The most extended hymn in praise of Prthivi in Vedic literature is found in the Atharva-veda (12.1). The hymn is dedicated to Prthivi alone, and no mention is made of Dyaus. The mighty god Indra is her consort (1.6) and protects her from all danger (12.1.11,18). Visnu strides over her (12.1.10), and Parjanya, Prajapati, and Visvakarma all either protect her, provide for her, or are her consort. Agni is said to pervade her (12.1.19). Despite these associations with male deities, however, the hymn makes clear that Prthivi is a great deity in her own right. The hymn repeatedly emphasizes Prthivi's fertility. She is the source of all plants, especially crops, and also nourishes all creatures that live upon her. She is described as patient and strong (12.1.29), supporting the wicked and the good, the demons and the gods. She is frequently addressed as mother and is asked to pour forth milk as a mother does for a son. She is called a nurse to all living things (12.1.4), and her breasts are full of nectar. The singer of the hymn asks Prthivi to produce her breasts to him so that he might enjoy a long life. Prthivi is also said to manifest herself in the scent of women and men, to be the luck and light in men, and to be the splendid energy of maids (12.1.25).

In sum, Prthivi is a stable, fertile, benign presence in Vedic literature. She is addressed as a mother, and it is clear that those who praise her see her as a warm, nursing goddess who provides sustenance to all those who move upon her firm, broad expanse. The Rg-veda nearly always links her with the male god Dyaus, but in the Atharva-veda and later Vedic literature she emerges as an independent being.


ADITI

Although the goddess Aditi is mentioned nearly eighty times in the Rg-veda, it is difficult to gain a clear picture of her nature. She is usually mentioned along with other gods or goddesses, there is no one hymn addressed exclusively to her, and unlike many other Vedic deities she is not obviously associated with some natural phenomenon. Compared to Usas and Prthivi, her character seems ill defined. She is virtually featureless physically.
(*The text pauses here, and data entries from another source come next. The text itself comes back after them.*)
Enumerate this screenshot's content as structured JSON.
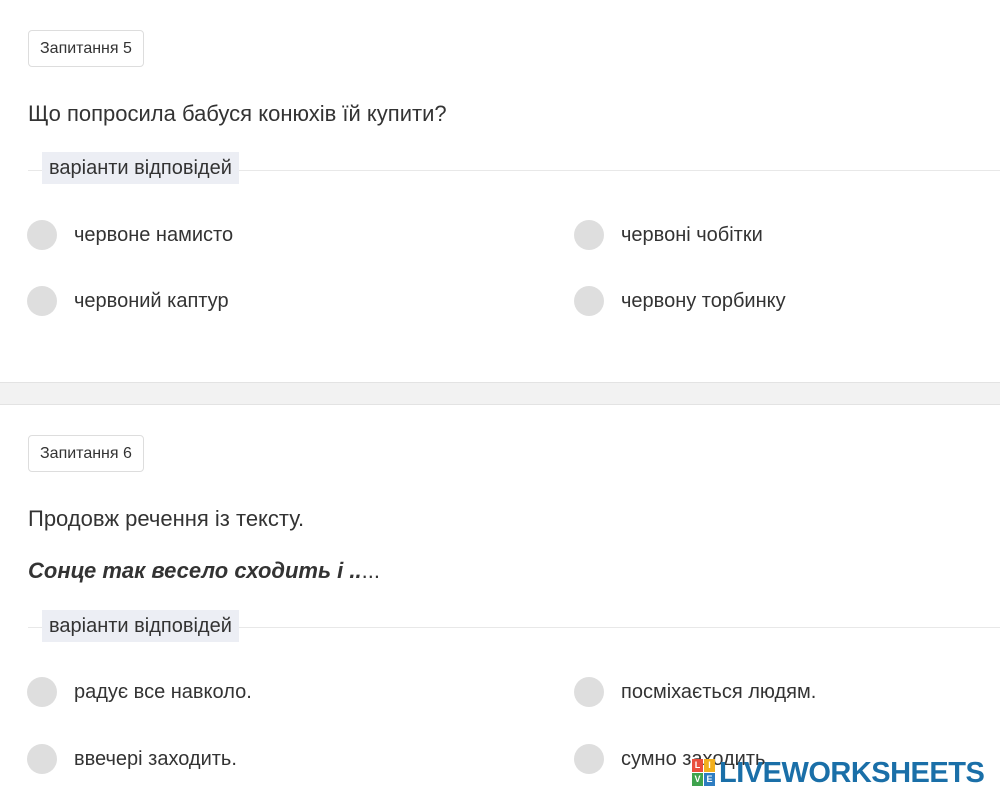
{
  "questions": [
    {
      "badge": "Запитання 5",
      "text": "Що попросила бабуся конюхів їй купити?",
      "variants_label": "варіанти відповідей",
      "options": [
        "червоне намисто",
        "червоні чобітки",
        "червоний каптур",
        "червону торбинку"
      ]
    },
    {
      "badge": "Запитання 6",
      "text": "Продовж речення із тексту.",
      "sentence_bold": "Сонце так весело сходить і ..",
      "sentence_tail": "...",
      "variants_label": "варіанти відповідей",
      "options": [
        "радує все навколо.",
        "посміхається людям.",
        "ввечері заходить.",
        "сумно заходить."
      ]
    }
  ],
  "watermark": {
    "logo_letters": [
      "L",
      "I",
      "V",
      "E"
    ],
    "text": "LIVEWORKSHEETS"
  },
  "colors": {
    "radio": "#dedede",
    "legend_bg": "#eceef4",
    "separator": "#f2f2f2",
    "watermark": "#1a6fa8"
  }
}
Perhaps the most outstanding attribute of Aditi is her motherhood. She is preeminently the mother of the Adityas, a group of seven or eight gods which includes Mitra, Aryaman, Bhaga, Varuna, Daksa, and Arhsa (2.27.1). Aditi is also said to be the mother of the great god Indra, the mother of kings (2.27), and the mother of the gods (1.113.19). Unlike Prthivi, however, whose motherhood is also central to her nature, Aditi does not have a male consort in the Rg-veda.

As a mothering presence, Aditi is often asked to guard the one who petitions her (1.106.7; 8.18.6) or to provide him or her with wealth, safety, and abundance (10.100; 1.94.15). Appropriate to her role as a mother, Aditi is sometimes associated with or identified as a cow. As a cow she provides nourishment, and as the cosmic cow her milk is identified with the redemptive, invigorating drink soma (1.153.3).

The name Aditi is derived from the root da (to bind or fetter) and suggests another aspect of her character. As a-diti, she is the unbound, free one, and it is evident in the hymns to her that she is often called upon to free the petitioner from different hindrances, especially sin and sickness (2.27.14). In one hymn she is asked to free a petitioner who is tied up like a thief (8.67.14). In this role as the one who binds and loosens Aditi is similar in function to Varuna, who in fact is one of her sons. Aditi thus plays the role of guardian of rta, the cosmic-moral order. As such she is called a supporter of creatures (1.136). She supports creatures by providing or enforcing rta, those ordinances or rhythms that delineate order from chaos.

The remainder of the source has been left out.